No tu są bardzo brudne, po trasie w dwie strony, jakieś 800 km, a pogoda jaka jest, każdy widzi :P Wzór akurat trafia w moje gusta.
Swoją drogą chętnie je sprzedam, razem z oponami, tak samo jak letni setup widoczny na wcześniejszych zdjęciach.

Marcino - 23-11-2020, 08:28

HUGIO napisał/a:
Tak patrzę na te ostatnie zdjęcia i stwierdzam, że felgi jednak robią robotę :roll: .

PS. Może nie tyle sam wzór i rozmiar, ale kolor - strasznie widać "cienie" brudu i psuje to efekt całego auta.

Ciemna felga ma tą przewagę ze nie trzeba aż tak mocno dbać i brudu nie widać na co dzień i pyłu z klocków.

jacek11 - 23-11-2020, 15:33

Marcino napisał/a:
Ciemna felga ma tą przewagę ze nie trzeba aż tak mocno dbać i brudu nie widać na co dzień i pyłu z klocków.

I to jest jedyna przewaga nad jasnymi felgami :wink:

HUGIO - 23-11-2020, 16:49

jacek11 napisał/a:
Marcino napisał/a:
Ciemna felga ma tą przewagę ze nie trzeba aż tak mocno dbać i brudu nie widać na co dzień i pyłu z klocków.

I to jest jedyna przewaga nad jasnymi felgami


No chyba, że to jest czarny połysk :roll: .

Ajron - 23-11-2020, 18:58
Temat postu: Part 24
Czarny się zlewa z oponami, do tego jak się patrzy na auto od innej strony, niż ta, z której pada światło, to cień sprawia, że zamiast koła jest po prostu czarna dziura :P I tak by do fioletowego jaśniejsze felgi chyba pasowały.

Dziś widok, który zastałem rano...

81) Błotnik najtaniej wyjdzie mi wymienić, wyżej aż zachodzi na maskę, gdzie też zdarł z niej folię, ale generalnie sama maska wydaje się prosta i na lakierze ma tylko drobne zarysowania, nic nie będę z tym robił. Grill jest nieco uszkodzony, ale go zostawię tak, jak jest, podejrzewam, że tylko ja będę to widział. Zderzak trzeba malować, mam nadzieję, że zaczepy są całe, ale jeszcze go nie zdejmowałem.
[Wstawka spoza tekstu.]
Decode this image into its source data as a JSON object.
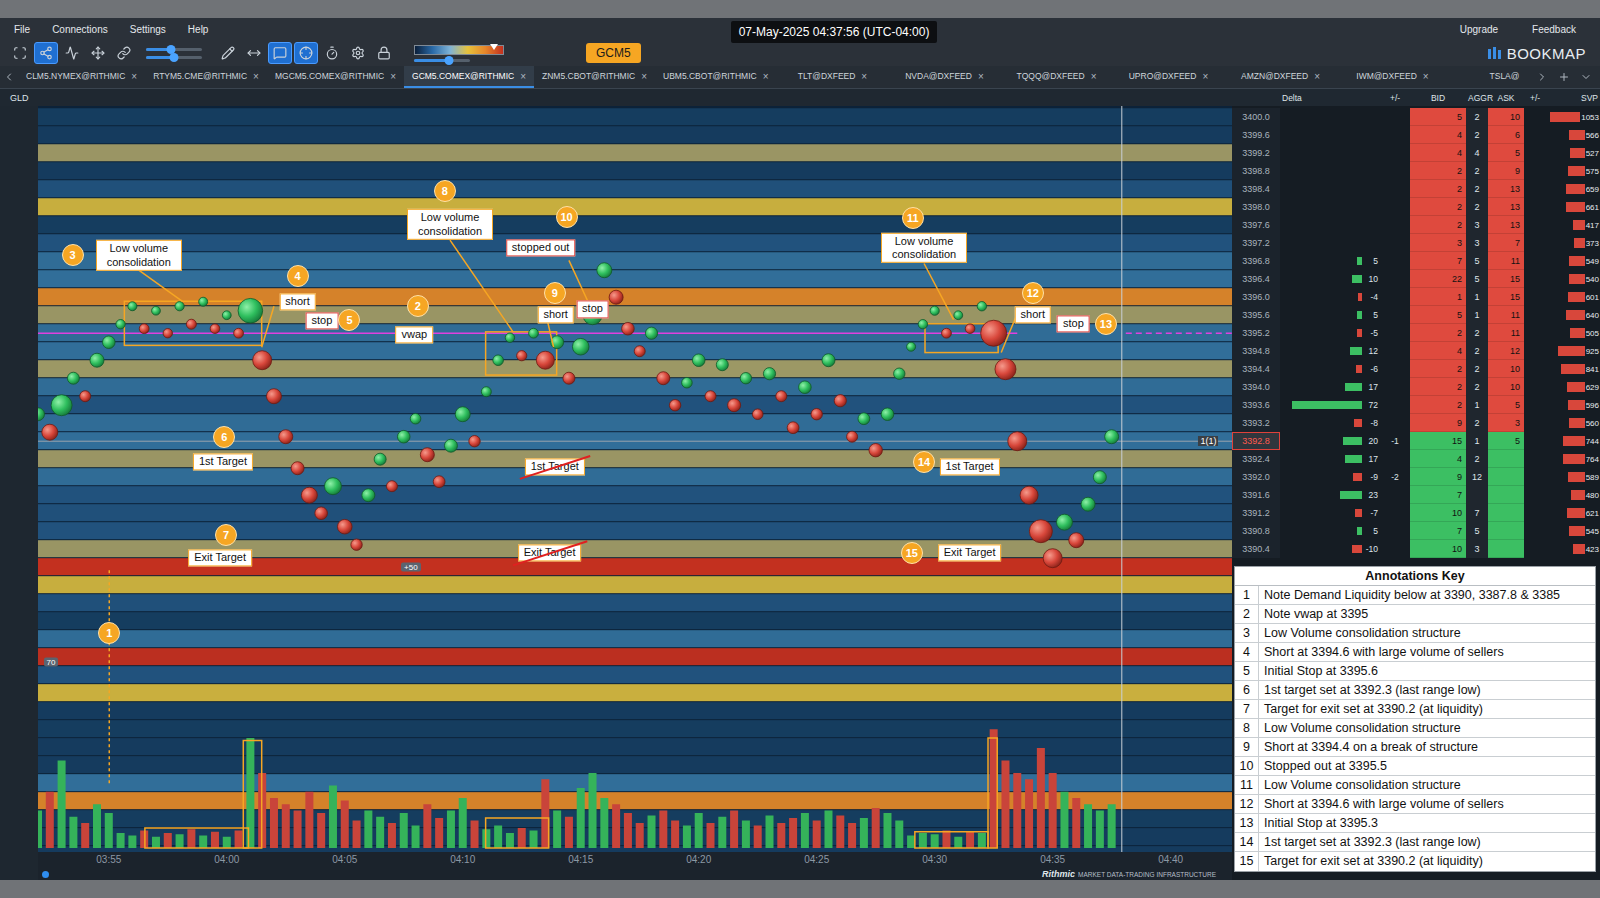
{
  "window": {
    "timestamp": "07-May-2025 04:37:56 (UTC-04:00)"
  },
  "menu": {
    "items": [
      "File",
      "Connections",
      "Settings",
      "Help"
    ],
    "right": [
      "Upgrade",
      "Feedback"
    ]
  },
  "toolbar": {
    "tools": [
      {
        "selected": false
      },
      {
        "selected": true
      },
      {
        "selected": false
      },
      {
        "selected": false
      },
      {
        "selected": false
      },
      {
        "selected": false
      },
      {
        "selected": false
      },
      {
        "selected": true
      },
      {
        "selected": true
      },
      {
        "selected": false
      },
      {
        "selected": false
      },
      {
        "selected": false
      }
    ],
    "sliders": [
      {
        "level": 0.45
      },
      {
        "level": 0.5
      },
      {
        "level": 0.62
      }
    ],
    "gradient": {
      "level": 0.9
    },
    "instrument": "GCM5",
    "logo": "BOOKMAP"
  },
  "tabs": [
    {
      "label": "CLM5.NYMEX@RITHMIC",
      "selected": false,
      "close": "×"
    },
    {
      "label": "RTYM5.CME@RITHMIC",
      "selected": false,
      "close": "×"
    },
    {
      "label": "MGCM5.COMEX@RITHMIC",
      "selected": false,
      "close": "×"
    },
    {
      "label": "GCM5.COMEX@RITHMIC",
      "selected": true,
      "close": "×"
    },
    {
      "label": "ZNM5.CBOT@RITHMIC",
      "selected": false,
      "close": "×"
    },
    {
      "label": "UBM5.CBOT@RITHMIC",
      "selected": false,
      "close": "×"
    },
    {
      "label": "TLT@DXFEED",
      "selected": false,
      "close": "×"
    },
    {
      "label": "NVDA@DXFEED",
      "selected": false,
      "close": "×"
    },
    {
      "label": "TQQQ@DXFEED",
      "selected": false,
      "close": "×"
    },
    {
      "label": "UPRO@DXFEED",
      "selected": false,
      "close": "×"
    },
    {
      "label": "AMZN@DXFEED",
      "selected": false,
      "close": "×"
    },
    {
      "label": "IWM@DXFEED",
      "selected": false,
      "close": "×"
    },
    {
      "label": "TSLA@",
      "selected": false
    }
  ],
  "subheader": {
    "symbol": "GLD",
    "columns": [
      "Delta",
      "+/-",
      "BID",
      "AGGR",
      "ASK",
      "+/-",
      "SVP"
    ]
  },
  "chart": {
    "x_domain": [
      0,
      50.6
    ],
    "y_domain": [
      3383.67,
      3400.25
    ],
    "ticks": [
      {
        "label": "03:55",
        "t": 3
      },
      {
        "label": "04:00",
        "t": 8
      },
      {
        "label": "04:05",
        "t": 13
      },
      {
        "label": "04:10",
        "t": 18
      },
      {
        "label": "04:15",
        "t": 23
      },
      {
        "label": "04:20",
        "t": 28
      },
      {
        "label": "04:25",
        "t": 33
      },
      {
        "label": "04:30",
        "t": 38
      },
      {
        "label": "04:35",
        "t": 43
      },
      {
        "label": "04:40",
        "t": 48
      }
    ],
    "t_step": 0.5,
    "prices": [
      3393.4,
      3393.0,
      3393.6,
      3394.2,
      3393.8,
      3394.6,
      3395.0,
      3395.4,
      3395.8,
      3395.3,
      3395.7,
      3395.2,
      3395.8,
      3395.4,
      3395.9,
      3395.3,
      3395.6,
      3395.2,
      3395.7,
      3394.6,
      3393.8,
      3392.9,
      3392.2,
      3391.6,
      3391.2,
      3391.8,
      3390.9,
      3390.5,
      3391.6,
      3392.4,
      3391.8,
      3392.9,
      3393.3,
      3392.5,
      3391.9,
      3392.7,
      3393.4,
      3392.8,
      3393.9,
      3394.6,
      3395.1,
      3394.7,
      3395.2,
      3394.6,
      3395.0,
      3394.2,
      3394.9,
      3395.6,
      3396.6,
      3396.0,
      3395.3,
      3394.8,
      3395.2,
      3394.2,
      3393.6,
      3394.1,
      3394.6,
      3393.8,
      3394.5,
      3393.6,
      3394.2,
      3393.4,
      3394.3,
      3393.8,
      3393.1,
      3394.0,
      3393.4,
      3394.6,
      3393.7,
      3392.9,
      3393.3,
      3392.6,
      3393.4,
      3394.3,
      3394.9,
      3395.4,
      3395.7,
      3395.2,
      3395.6,
      3395.3,
      3395.8,
      3395.2,
      3394.4,
      3392.8,
      3391.6,
      3390.8,
      3390.2,
      3391.0,
      3390.6,
      3391.4,
      3392.0,
      3392.9
    ],
    "volumes": [
      30,
      45,
      70,
      25,
      20,
      35,
      28,
      12,
      10,
      14,
      9,
      12,
      11,
      15,
      10,
      13,
      9,
      14,
      88,
      60,
      40,
      35,
      30,
      45,
      28,
      50,
      38,
      22,
      30,
      25,
      20,
      28,
      18,
      35,
      24,
      30,
      40,
      22,
      15,
      18,
      12,
      16,
      14,
      55,
      30,
      25,
      48,
      60,
      40,
      35,
      28,
      20,
      26,
      30,
      22,
      18,
      28,
      20,
      25,
      30,
      22,
      18,
      26,
      20,
      24,
      28,
      22,
      30,
      26,
      20,
      24,
      32,
      28,
      22,
      10,
      12,
      11,
      14,
      9,
      13,
      12,
      95,
      70,
      60,
      55,
      80,
      60,
      45,
      40,
      35,
      30,
      35
    ],
    "liquidity": [
      {
        "price": 3400.0,
        "level": 0.35
      },
      {
        "price": 3399.6,
        "level": 0.3
      },
      {
        "price": 3399.2,
        "level": 0.62
      },
      {
        "price": 3398.8,
        "level": 0.3
      },
      {
        "price": 3398.4,
        "level": 0.4
      },
      {
        "price": 3398.0,
        "level": 0.72
      },
      {
        "price": 3397.6,
        "level": 0.35
      },
      {
        "price": 3397.2,
        "level": 0.45
      },
      {
        "price": 3396.8,
        "level": 0.5
      },
      {
        "price": 3396.4,
        "level": 0.55
      },
      {
        "price": 3396.0,
        "level": 0.85
      },
      {
        "price": 3395.6,
        "level": 0.6
      },
      {
        "price": 3395.2,
        "level": 0.5
      },
      {
        "price": 3394.8,
        "level": 0.55
      },
      {
        "price": 3394.4,
        "level": 0.65
      },
      {
        "price": 3394.0,
        "level": 0.5
      },
      {
        "price": 3393.6,
        "level": 0.45
      },
      {
        "price": 3393.2,
        "level": 0.5
      },
      {
        "price": 3392.8,
        "level": 0.55
      },
      {
        "price": 3392.4,
        "level": 0.62
      },
      {
        "price": 3392.0,
        "level": 0.5
      },
      {
        "price": 3391.6,
        "level": 0.45
      },
      {
        "price": 3391.2,
        "level": 0.4
      },
      {
        "price": 3390.8,
        "level": 0.45
      },
      {
        "price": 3390.4,
        "level": 0.6
      },
      {
        "price": 3390.0,
        "level": 1.0
      },
      {
        "price": 3389.6,
        "level": 0.72
      },
      {
        "price": 3389.2,
        "level": 0.4
      },
      {
        "price": 3388.8,
        "level": 0.35
      },
      {
        "price": 3388.4,
        "level": 0.5
      },
      {
        "price": 3388.0,
        "level": 0.9
      },
      {
        "price": 3387.6,
        "level": 0.45
      },
      {
        "price": 3387.2,
        "level": 0.75
      },
      {
        "price": 3386.8,
        "level": 0.3
      },
      {
        "price": 3386.4,
        "level": 0.35
      },
      {
        "price": 3386.0,
        "level": 0.3
      },
      {
        "price": 3385.6,
        "level": 0.3
      },
      {
        "price": 3385.2,
        "level": 0.55
      },
      {
        "price": 3384.8,
        "level": 0.85
      },
      {
        "price": 3384.4,
        "level": 0.35
      },
      {
        "price": 3384.0,
        "level": 0.3
      },
      {
        "price": 3383.6,
        "level": 0.3
      }
    ],
    "vwap": 3395.2,
    "last_price": 3392.8,
    "now": 45.93,
    "boxes": [
      {
        "t1": 3.66,
        "t2": 9.48,
        "p1": 3395.91,
        "p2": 3394.93
      },
      {
        "t1": 18.97,
        "t2": 21.98,
        "p1": 3395.23,
        "p2": 3394.27
      },
      {
        "t1": 37.59,
        "t2": 40.69,
        "p1": 3395.41,
        "p2": 3394.77
      }
    ],
    "volume_boxes": [
      {
        "t1": 4.53,
        "t2": 8.92,
        "volume": 16
      },
      {
        "t1": 8.7,
        "t2": 9.48,
        "volume": 86
      },
      {
        "t1": 18.97,
        "t2": 21.64,
        "volume": 24
      },
      {
        "t1": 37.16,
        "t2": 40.26,
        "volume": 13
      },
      {
        "t1": 40.26,
        "t2": 40.65,
        "volume": 88
      }
    ],
    "arrows": [
      {
        "t1": 4.27,
        "p1": 3396.6,
        "t2": 6.12,
        "p2": 3395.91,
        "dotted": false
      },
      {
        "t1": 10.0,
        "p1": 3395.8,
        "t2": 9.48,
        "p2": 3394.89,
        "dotted": false
      },
      {
        "t1": 17.46,
        "p1": 3397.27,
        "t2": 20.13,
        "p2": 3395.23,
        "dotted": false
      },
      {
        "t1": 21.6,
        "p1": 3395.45,
        "t2": 21.85,
        "p2": 3394.89,
        "dotted": false
      },
      {
        "t1": 22.5,
        "p1": 3396.82,
        "t2": 23.3,
        "p2": 3395.91,
        "dotted": false
      },
      {
        "t1": 37.55,
        "p1": 3396.75,
        "t2": 38.8,
        "p2": 3395.5,
        "dotted": false
      },
      {
        "t1": 41.47,
        "p1": 3395.6,
        "t2": 40.82,
        "p2": 3394.77,
        "dotted": false
      },
      {
        "t1": 3.02,
        "p1": 3389.93,
        "t2": 3.02,
        "p2": 3385.16,
        "dotted": true
      }
    ],
    "badges": [
      {
        "n": "1",
        "t": 3.02,
        "price": 3388.53
      },
      {
        "n": "2",
        "t": 16.1,
        "price": 3395.8
      },
      {
        "n": "3",
        "t": 1.47,
        "price": 3396.93
      },
      {
        "n": "4",
        "t": 11.0,
        "price": 3396.48
      },
      {
        "n": "5",
        "t": 13.2,
        "price": 3395.5
      },
      {
        "n": "6",
        "t": 7.9,
        "price": 3392.9
      },
      {
        "n": "7",
        "t": 7.97,
        "price": 3390.71
      },
      {
        "n": "8",
        "t": 17.24,
        "price": 3398.37
      },
      {
        "n": "9",
        "t": 21.9,
        "price": 3396.1
      },
      {
        "n": "10",
        "t": 22.4,
        "price": 3397.78
      },
      {
        "n": "11",
        "t": 37.07,
        "price": 3397.75
      },
      {
        "n": "12",
        "t": 42.16,
        "price": 3396.1
      },
      {
        "n": "13",
        "t": 45.26,
        "price": 3395.41
      },
      {
        "n": "14",
        "t": 37.55,
        "price": 3392.34
      },
      {
        "n": "15",
        "t": 37.03,
        "price": 3390.32
      }
    ],
    "labels": [
      {
        "text": "Low volume consolidation",
        "t": 4.27,
        "price": 3396.93,
        "kind": "note",
        "struck": false
      },
      {
        "text": "Low volume consolidation",
        "t": 17.46,
        "price": 3397.62,
        "kind": "note",
        "struck": false
      },
      {
        "text": "Low volume consolidation",
        "t": 37.55,
        "price": 3397.1,
        "kind": "note",
        "struck": false
      },
      {
        "text": "short",
        "t": 11.0,
        "price": 3395.9,
        "kind": "note",
        "struck": false
      },
      {
        "text": "short",
        "t": 21.94,
        "price": 3395.6,
        "kind": "note",
        "struck": false
      },
      {
        "text": "short",
        "t": 42.16,
        "price": 3395.6,
        "kind": "note",
        "struck": false
      },
      {
        "text": "stop",
        "t": 12.03,
        "price": 3395.48,
        "kind": "stop",
        "struck": false
      },
      {
        "text": "stop",
        "t": 23.5,
        "price": 3395.73,
        "kind": "stop",
        "struck": false
      },
      {
        "text": "stop",
        "t": 43.88,
        "price": 3395.41,
        "kind": "stop",
        "struck": false
      },
      {
        "text": "vwap",
        "t": 15.95,
        "price": 3395.16,
        "kind": "note",
        "struck": false
      },
      {
        "text": "stopped out",
        "t": 21.3,
        "price": 3397.09,
        "kind": "stop",
        "struck": false
      },
      {
        "text": "1st Target",
        "t": 7.84,
        "price": 3392.34,
        "kind": "note",
        "struck": false
      },
      {
        "text": "1st Target",
        "t": 21.9,
        "price": 3392.23,
        "kind": "note",
        "struck": true
      },
      {
        "text": "1st Target",
        "t": 39.48,
        "price": 3392.23,
        "kind": "note",
        "struck": false
      },
      {
        "text": "Exit Target",
        "t": 7.72,
        "price": 3390.2,
        "kind": "note",
        "struck": false
      },
      {
        "text": "Exit Target",
        "t": 21.68,
        "price": 3390.32,
        "kind": "note",
        "struck": true
      },
      {
        "text": "Exit Target",
        "t": 39.48,
        "price": 3390.32,
        "kind": "note",
        "struck": false
      }
    ],
    "tags": [
      {
        "text": "+50",
        "t": 15.3,
        "price": 3390.0
      },
      {
        "text": "70",
        "t": 0.15,
        "price": 3387.9
      }
    ],
    "position_marker": {
      "text": "1(1)",
      "t": 49.6,
      "price": 3392.8
    }
  },
  "book": {
    "rows": [
      {
        "price": "3400.0",
        "bid": "5",
        "aggr": "2",
        "ask": "10",
        "svp": "1053"
      },
      {
        "price": "3399.6",
        "bid": "4",
        "aggr": "2",
        "ask": "6",
        "svp": "566"
      },
      {
        "price": "3399.2",
        "bid": "4",
        "aggr": "4",
        "ask": "5",
        "svp": "527"
      },
      {
        "price": "3398.8",
        "bid": "2",
        "aggr": "2",
        "ask": "9",
        "svp": "575"
      },
      {
        "price": "3398.4",
        "bid": "2",
        "aggr": "2",
        "ask": "13",
        "svp": "659"
      },
      {
        "price": "3398.0",
        "bid": "2",
        "aggr": "2",
        "ask": "13",
        "svp": "661"
      },
      {
        "price": "3397.6",
        "bid": "2",
        "aggr": "3",
        "ask": "13",
        "svp": "417"
      },
      {
        "price": "3397.2",
        "bid": "3",
        "aggr": "3",
        "ask": "7",
        "svp": "373"
      },
      {
        "price": "3396.8",
        "bid": "7",
        "aggr": "5",
        "ask": "11",
        "svp": "549",
        "delta": "5"
      },
      {
        "price": "3396.4",
        "bid": "22",
        "aggr": "5",
        "ask": "15",
        "svp": "540",
        "delta": "10"
      },
      {
        "price": "3396.0",
        "bid": "1",
        "aggr": "1",
        "ask": "15",
        "svp": "601",
        "delta": "-4"
      },
      {
        "price": "3395.6",
        "bid": "5",
        "aggr": "1",
        "ask": "11",
        "svp": "640",
        "delta": "5"
      },
      {
        "price": "3395.2",
        "bid": "2",
        "aggr": "2",
        "ask": "11",
        "svp": "505",
        "delta": "-5"
      },
      {
        "price": "3394.8",
        "bid": "4",
        "aggr": "2",
        "ask": "12",
        "svp": "925",
        "delta": "12"
      },
      {
        "price": "3394.4",
        "bid": "2",
        "aggr": "2",
        "ask": "10",
        "svp": "841",
        "delta": "-6"
      },
      {
        "price": "3394.0",
        "bid": "2",
        "aggr": "2",
        "ask": "10",
        "svp": "629",
        "delta": "17"
      },
      {
        "price": "3393.6",
        "bid": "2",
        "aggr": "1",
        "ask": "5",
        "svp": "596",
        "delta": "72"
      },
      {
        "price": "3393.2",
        "bid": "9",
        "aggr": "2",
        "ask": "3",
        "svp": "560",
        "delta": "-8"
      },
      {
        "price": "3392.8",
        "bid": "15",
        "aggr": "1",
        "ask": "5",
        "svp": "744",
        "delta": "20",
        "change": "-1"
      },
      {
        "price": "3392.4",
        "bid": "4",
        "aggr": "2",
        "svp": "764",
        "delta": "17"
      },
      {
        "price": "3392.0",
        "bid": "9",
        "aggr": "12",
        "svp": "589",
        "delta": "-9",
        "change": "-2"
      },
      {
        "price": "3391.6",
        "bid": "7",
        "svp": "480",
        "delta": "23"
      },
      {
        "price": "3391.2",
        "bid": "10",
        "aggr": "7",
        "svp": "621",
        "delta": "-7"
      },
      {
        "price": "3390.8",
        "bid": "7",
        "aggr": "5",
        "svp": "545",
        "delta": "5"
      },
      {
        "price": "3390.4",
        "bid": "10",
        "aggr": "3",
        "svp": "423",
        "delta": "-10"
      }
    ]
  },
  "annotations_key": {
    "title": "Annotations Key",
    "rows": [
      {
        "n": "1",
        "text": "Note Demand Liquidity below at 3390, 3387.8 & 3385"
      },
      {
        "n": "2",
        "text": "Note vwap at 3395"
      },
      {
        "n": "3",
        "text": "Low Volume consolidation structure"
      },
      {
        "n": "4",
        "text": "Short at 3394.6 with large volume of sellers"
      },
      {
        "n": "5",
        "text": "Initial Stop at 3395.6"
      },
      {
        "n": "6",
        "text": "1st target set at 3392.3 (last range low)"
      },
      {
        "n": "7",
        "text": "Target for exit set at 3390.2 (at liquidity)"
      },
      {
        "n": "8",
        "text": "Low Volume consolidation structure"
      },
      {
        "n": "9",
        "text": "Short at 3394.4 on a break of structure"
      },
      {
        "n": "10",
        "text": "Stopped out at 3395.5"
      },
      {
        "n": "11",
        "text": "Low Volume consolidation structure"
      },
      {
        "n": "12",
        "text": "Short at 3394.6 with large volume of sellers"
      },
      {
        "n": "13",
        "text": "Initial Stop at 3395.3"
      },
      {
        "n": "14",
        "text": "1st target set at 3392.3 (last range low)"
      },
      {
        "n": "15",
        "text": "Target for exit set at 3390.2 (at liquidity)"
      }
    ]
  },
  "status_bar": {
    "brand": "Rithmic",
    "tagline": "MARKET DATA-TRADING INFRASTRUCTURE"
  }
}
Halogen był zalany prawie cały wodą, wcześniej parował, ale zrobiła się masakra. Boli bardzo uszkodzenie lampy górnej, która ma naprawdę głębokie rysy, od góry ma kawałek wykruszony (nie na wylot), a zaczep od błotnika spowodował wyrwę w całej obudowie klosza - no cóż, trzeba to wszystko ratować:


82) Byli, nic tak naprawdę nie zrobili, wciąż czekam na cokolwiek, próbując się codziennie dodzwonić do WRD:


83) I proszę mi tu już nie pisać komentarzy o czarnych felgach, ani że jasne się brudzą :mrgreen: :


Czekam na błotnik (w zupełnie innym kolorze, będzie to strasznie wyglądało, ale praktycznie bez rdzy, cały i prosty), powrót lamp z regeneracji i prawidłowe sprężyny do MTS (trzymajcie kciuki, żeby już było ok), wtedy jadę to wszystko wymienić, razem z kołami. Zderzak będzie pomalowany dopiero przed ponownym oklejeniem, czyli nie wiem kiedy. Ważne, żebym mógł teraz zamontować światła prawidłowo i przejść przegląd, a zaraz po tym przedłużyć polisę ubezpieczeniową...
W tym roku Świąt nie będzie, podziękujcie sprawcy :evil:

jacek11 - 23-11-2020, 20:40

Ajron napisał/a:
Czarny się zlewa z oponami, do tego jak się patrzy na auto od innej strony, niż ta, z której pada światło, to cień sprawia, że zamiast koła jest po prostu czarna dziura

Lepiej bym tego nie napisał 8)

Uszkodzenia nie są tak straszne jak to wcześniej napisałeś. Wtedy pomyślałem, że jest naprawdę mocno rozpierdzielony. Po kieszeni szarpnie, ale grunt, że znowu będzie ładny :)

HUGIO - 23-11-2020, 20:46

Mam te same JR i jeśli masz oryginalne dekielki, to sobie je (dekielki) przeszlifuj w miejscach pozostałości po odlewach:


U mnie po sezonie lakier odprysnął na felgach właśnie w miejscu styków z tymi "łączeniami"...

Ajron - 23-11-2020, 22:03

jacek11 napisał/a:
Uszkodzenia nie są tak straszne jak to wcześniej napisałeś. Wtedy pomyślałem, że jest naprawdę mocno rozpierdzielony. Po kieszeni szarpnie, ale grunt, że znowu będzie ładny :)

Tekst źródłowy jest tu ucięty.